Acórdão do STA de 22-02-2017, no Processo n.º 1658/15, da 2.ª Secção

Acordam os juízes da secção do Contencioso Tributário do Supremo Tribunal Administrativo, em julgamento ampliado:

A Caixa Económica Montepio Geral (CEMG), inconformada, interpôs recurso de revista nos termos do artigo 150.º do CPTA, da decisão do TCA Norte datada de 3 de Julho de 2015, que concedeu provimento ao recurso então deduzido, pela Autoridade Tributária e Aduaneira da decisão do Tribunal Administrativo e Fiscal de Aveiro (TAF de Aveiro) datada de 30 de Dezembro de 2014, que julgou procedente a acção administrativa especial, deduzida pela ora recorrente contra a ora recorrida, no seguimento do pedido de anulação do acto de indeferimento de recurso hierárquico, praticado pela Subdirectora-Geral dos Impostos, relativo a benefício fiscal consistente na isenção de IMI de prédio urbano.

Alegou, tendo concluído como se segue:

I. O douto aresto recorrido parte de lapso manifesto para considerar que a alínea d) do artigo 1.º da Lei n.º 151/99 de 14.09 não se sobrepõe às alíneas e) e f) do n.º 1 do actual artigo 44.º do EBF e para considerar que a Lei versa sobre CA e o EBF sobre IMI;

II. Tal asserção atentará contra o n.º 1 do artigo 31.º do Decreto-Lei n.º 287/2003, de 12.11 e ainda muito mais acentuadamente contra a letra do n.º 1 do artigo 28.º do Decreto-Lei n.º 287/2003, de 12.11 (remissões);

III. A contar de 01.12.2003 (data da revogação da CA e do CCA) a alínea d) do artigo 1.º da Lei n.º 151/99 de 14.09 passou a ter, na prática, a seguinte redacção: "Imposto municipal sobre imóveis de prédios destinados à realização dos seus fins estatutários".
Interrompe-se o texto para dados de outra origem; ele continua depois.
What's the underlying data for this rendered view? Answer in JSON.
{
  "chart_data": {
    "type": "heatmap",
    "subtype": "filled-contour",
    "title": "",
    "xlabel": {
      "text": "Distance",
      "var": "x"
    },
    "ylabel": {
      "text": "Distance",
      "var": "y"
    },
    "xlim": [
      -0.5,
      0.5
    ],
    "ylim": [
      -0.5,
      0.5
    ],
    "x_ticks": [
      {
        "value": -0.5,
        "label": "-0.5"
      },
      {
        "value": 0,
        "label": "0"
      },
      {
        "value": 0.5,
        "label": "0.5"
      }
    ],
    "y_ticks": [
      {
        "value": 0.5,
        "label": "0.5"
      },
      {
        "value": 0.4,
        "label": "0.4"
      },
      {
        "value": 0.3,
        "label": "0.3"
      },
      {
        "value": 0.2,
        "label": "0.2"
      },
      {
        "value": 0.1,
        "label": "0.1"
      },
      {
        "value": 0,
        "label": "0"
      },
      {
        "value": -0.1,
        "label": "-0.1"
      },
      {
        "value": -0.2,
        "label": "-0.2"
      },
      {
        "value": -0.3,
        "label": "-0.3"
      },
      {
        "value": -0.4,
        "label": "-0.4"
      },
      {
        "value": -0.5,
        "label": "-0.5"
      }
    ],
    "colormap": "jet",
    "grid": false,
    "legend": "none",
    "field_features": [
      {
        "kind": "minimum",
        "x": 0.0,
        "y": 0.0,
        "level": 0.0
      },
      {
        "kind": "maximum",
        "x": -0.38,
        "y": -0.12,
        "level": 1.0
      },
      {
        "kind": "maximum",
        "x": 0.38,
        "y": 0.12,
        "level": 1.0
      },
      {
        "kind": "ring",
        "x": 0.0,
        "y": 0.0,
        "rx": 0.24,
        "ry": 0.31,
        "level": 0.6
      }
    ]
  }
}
IV. Partindo o douto acórdão recorrido deste lapso manifesto não pode manter-se a douta conclusão de que, in casu, apenas se aplica o regime da alínea e) do n.º 1 do actual artigo 44.º do EBF, nem poderá ainda afirmar-se que a alínea d) do artigo 1.º da Lei n.º 151/99, de 14.09 consagra actualmente uma isenção de CA e não a isenção de IMI para as PCUP e IPSS, uma vez que estas são todas ope legis PCUP;

V. Aplicar-se-ão as duas normas, como consta do pedido de isenção apresentado à AT, sendo que, uma vez que estamos perante matéria da competência relativa da Assembleia da República (AR), regulada pela Lei n.º 151/99, de 14.09, a norma da alínea e) do n.º 1 do actual artigo 44.º do EBF, não pode considerar-se em vigor na parte em que usa o termo ou expressão "directamente", porquanto:

VI. Foi a AR, o poder legislativo, que pretendeu suprimir a expressão "directamente", naturalmente permitindo uma amplitude maior ao benefício fiscal, que antes poderia discutir-se;

VII. Esta norma isentiva tem como antecedentes os benefícios das PCUP em sede de contribuição predial (alínea c) do artigo 1.º da Lei n.º 2/78, de 17.01 e a alínea c) do artigo 1.º do Decreto-Lei n.º 260-D/81 de 02.09 que mandava aplicar o seu artigo 3.º e que remetia para o n.º 4 do artigo 7.º e artigo 10.º do Código da Contribuição Predial);

VIII. Benefício este que tinha uma amplitude igual à que se defende nestes autos, sendo que na vigência do Decreto-Lei n.º 260-D/81 de 02.09 já se isentava de imposto os imóveis cujos "rendimentos se destinam à realização dos fins" das PCUP;

IX. Pelo que já no âmbito da norma isentiva ao nível da Contribuição Predial se abrangiam os bens imóveis cujos rendimentos, por eles produzidos, se destinavam a financiar os fins constantes dos estatutos.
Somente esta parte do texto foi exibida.